Sunday, September 6, 2009
Why Al Qaeda Maghreb Will Continue to Strike
The North Africa Journal : It's been a busy period for Al Qaeda Maghreb (AQMI). Its latest [published in April, 2009] targets have been European tourists and two Canadian diplomats still missing, despite the release of their driver. These latest strikes occurred at the eve of regional summit on security and peace in the Sahel region.
And so part of the motivations behind these strikes is to send a message to those who are combating that AQMI can strike any time, anywhere in the region. The latest from the Malian capital Bamako was that the summit has been postponed since unnamed leaders of the represented countries (Mali, Algeria, Niger, Libya, Burkina Faso and Chad) had scheduling conflicts. The reality is that such summit could not have happened after such a coup from Al Qaeda.
It is unsure how the abduction of the diplomats occurred. A consensus has emerged that the two men and their driver were first kidnapped by Touareg rebels, who traded them to AQMI. The two Canadian diplomats and the four European tourists were kidnapped in a zone located between the border of Mali and Niger, on the Niger side of the border. An announcement via Al Jazeera TV was made by a spokesperson called Salah Abu Mohammed. The Canadians Robert Fowler, Louis Gay and their Nigerian driver Soumana Moukaila, were actually seen in mid-December 2008 in Western Niamey, Niger’s capital. On December 14, 2008 they went on a private visit to a gold mine in Samira, operated by a Canadian mining company. As for the European tourists, they were officially kidnapped on January 22, 2009 also along the Mali-Niger border.

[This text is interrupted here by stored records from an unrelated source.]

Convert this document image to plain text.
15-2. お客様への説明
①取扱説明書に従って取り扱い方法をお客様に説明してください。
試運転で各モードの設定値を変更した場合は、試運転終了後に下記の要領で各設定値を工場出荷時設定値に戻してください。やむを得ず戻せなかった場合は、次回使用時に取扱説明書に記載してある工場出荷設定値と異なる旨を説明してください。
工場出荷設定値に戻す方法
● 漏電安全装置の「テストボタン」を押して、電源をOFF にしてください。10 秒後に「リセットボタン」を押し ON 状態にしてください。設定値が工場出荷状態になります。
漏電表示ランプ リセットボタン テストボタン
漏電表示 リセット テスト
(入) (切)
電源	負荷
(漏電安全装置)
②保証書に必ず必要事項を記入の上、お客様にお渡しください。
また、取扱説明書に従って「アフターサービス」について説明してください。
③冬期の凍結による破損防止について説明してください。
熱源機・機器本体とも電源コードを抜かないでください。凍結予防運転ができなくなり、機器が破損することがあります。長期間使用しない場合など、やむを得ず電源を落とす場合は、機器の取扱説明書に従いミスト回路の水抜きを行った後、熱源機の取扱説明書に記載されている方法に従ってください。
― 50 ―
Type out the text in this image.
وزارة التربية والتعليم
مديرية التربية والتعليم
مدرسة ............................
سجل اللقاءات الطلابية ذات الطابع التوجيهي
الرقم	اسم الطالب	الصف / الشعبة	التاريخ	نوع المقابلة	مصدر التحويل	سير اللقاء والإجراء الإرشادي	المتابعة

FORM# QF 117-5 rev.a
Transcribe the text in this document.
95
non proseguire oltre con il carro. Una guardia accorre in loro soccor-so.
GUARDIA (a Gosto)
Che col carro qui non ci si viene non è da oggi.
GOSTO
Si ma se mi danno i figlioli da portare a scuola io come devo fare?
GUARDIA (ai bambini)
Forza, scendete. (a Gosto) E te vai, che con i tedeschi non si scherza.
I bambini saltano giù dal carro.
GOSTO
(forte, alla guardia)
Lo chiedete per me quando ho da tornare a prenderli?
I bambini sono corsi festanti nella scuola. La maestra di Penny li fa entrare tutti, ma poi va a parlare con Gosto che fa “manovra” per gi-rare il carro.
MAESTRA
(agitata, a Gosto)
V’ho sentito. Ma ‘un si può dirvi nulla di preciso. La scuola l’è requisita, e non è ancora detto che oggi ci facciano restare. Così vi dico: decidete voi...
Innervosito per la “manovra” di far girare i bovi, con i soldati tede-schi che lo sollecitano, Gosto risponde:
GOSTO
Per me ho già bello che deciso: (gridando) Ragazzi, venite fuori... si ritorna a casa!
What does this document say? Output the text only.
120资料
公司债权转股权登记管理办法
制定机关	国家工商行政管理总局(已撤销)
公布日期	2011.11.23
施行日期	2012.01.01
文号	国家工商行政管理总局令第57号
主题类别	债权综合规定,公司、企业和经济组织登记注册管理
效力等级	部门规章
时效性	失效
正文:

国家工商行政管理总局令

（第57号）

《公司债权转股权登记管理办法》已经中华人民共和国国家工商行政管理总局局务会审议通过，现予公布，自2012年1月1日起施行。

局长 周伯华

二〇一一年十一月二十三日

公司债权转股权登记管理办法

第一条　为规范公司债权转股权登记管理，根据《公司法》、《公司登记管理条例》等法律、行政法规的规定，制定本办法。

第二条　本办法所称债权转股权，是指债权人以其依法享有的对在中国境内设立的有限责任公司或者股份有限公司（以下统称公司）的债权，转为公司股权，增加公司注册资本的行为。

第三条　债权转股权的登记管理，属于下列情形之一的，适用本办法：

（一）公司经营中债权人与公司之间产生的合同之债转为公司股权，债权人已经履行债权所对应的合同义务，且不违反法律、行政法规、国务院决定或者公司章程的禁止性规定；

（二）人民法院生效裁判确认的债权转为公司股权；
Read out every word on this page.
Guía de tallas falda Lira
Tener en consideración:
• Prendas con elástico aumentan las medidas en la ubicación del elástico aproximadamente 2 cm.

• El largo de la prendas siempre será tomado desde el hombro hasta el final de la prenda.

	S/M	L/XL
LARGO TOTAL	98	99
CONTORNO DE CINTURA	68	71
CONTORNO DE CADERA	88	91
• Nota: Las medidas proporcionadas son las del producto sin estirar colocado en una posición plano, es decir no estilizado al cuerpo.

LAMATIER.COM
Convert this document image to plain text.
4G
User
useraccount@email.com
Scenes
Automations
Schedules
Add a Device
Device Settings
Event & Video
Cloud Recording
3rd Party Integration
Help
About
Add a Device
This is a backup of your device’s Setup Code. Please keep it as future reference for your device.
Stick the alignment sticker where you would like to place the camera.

In reviewing some of the available details, it is worth noting that it is the first time AQMI or a terror organization manages such a daring operation on the Niger territory. Niger is clearly becoming a hotbed of illegal activity. It is also clear that Al Qaeda was seeking to make itself known and acknowledged as the heads of Sahel based governments were preparing to meet to discuss regional security. And while officials in Mali, the summit host country, claim that scheduling conflicts arose, AQMI’s latest strikes are likely the reasons behind the postponement of the conference. The attention of western governments, who also had a stake in participating in the summit, focused on the emerging crisis with their citizens and diplomats in the hands of Al Qaeda, an had little appetite for a forum.
This is not the first time Al Qaeda strikes in the Sahara. The latest such kidnappings happened last year when AQMI militants kidnapped two Austrian tourists in southern Tunisia desert. AQMI managed to elude the Tunisian authorities and escaped to Mali by traveling through the treacherous Algerian desert. After several months of intermittent talks, the Austrian government gave in to the demands of the kidnapers and ended up paying a ransom to free its nationals.
Germany also followed a similar move to free other hostages, a situation that has been a source of contention and displeasure in the region’s capitals, including Algiers. These countries argue that paying ransom money is equivalent to funding terrorism in affected regions. Algeria’s highest ranking officer in the ministry of foreign affairs in charge of Maghreb and African affairs, Abdelkader Messahel is one of the top officials that made statements linking ransom payments to terror financing, while acknowledging the difficulty in controlling or monitoring the vast Sahel region as challenging. With an uncontrolled and vast territory, with growing money from ransoms and an abundance of weapons in the region’s black markets, AQMI is looking to benefit from such environment to establish a strong base from which it can manage its operations up north. The distracting Touareg conflict affecting the Sahara is creating another opportunity for AQMI to benefit from the confusion.
Unless there is a more cohesive regional strategy, involving with the participation of Western governments on issues around kidnapping and ransoms, AQMI will continue to operate in the region unchallenged. The incentives to build a base in the Sahel are more real than elsewhere. In addition to the expected continuation of their kidnapping strategy as a source of funding, coupled with the availability of weapons in that part of Africa, AQMI’s northern presence has been substantially eroded by sustained enforcement and military operations in the populated urban centers and rural areas. As Algeria, Morocco and other countries continue to crack down on insurgents, so it seems logical that the theater of operations would move in scarcely populated areas and in the vast desert. Until a cohesive approach is put in place, strengthened with real resources, technology and man power, AQMI will continue to execute on its plans to terrorize the region.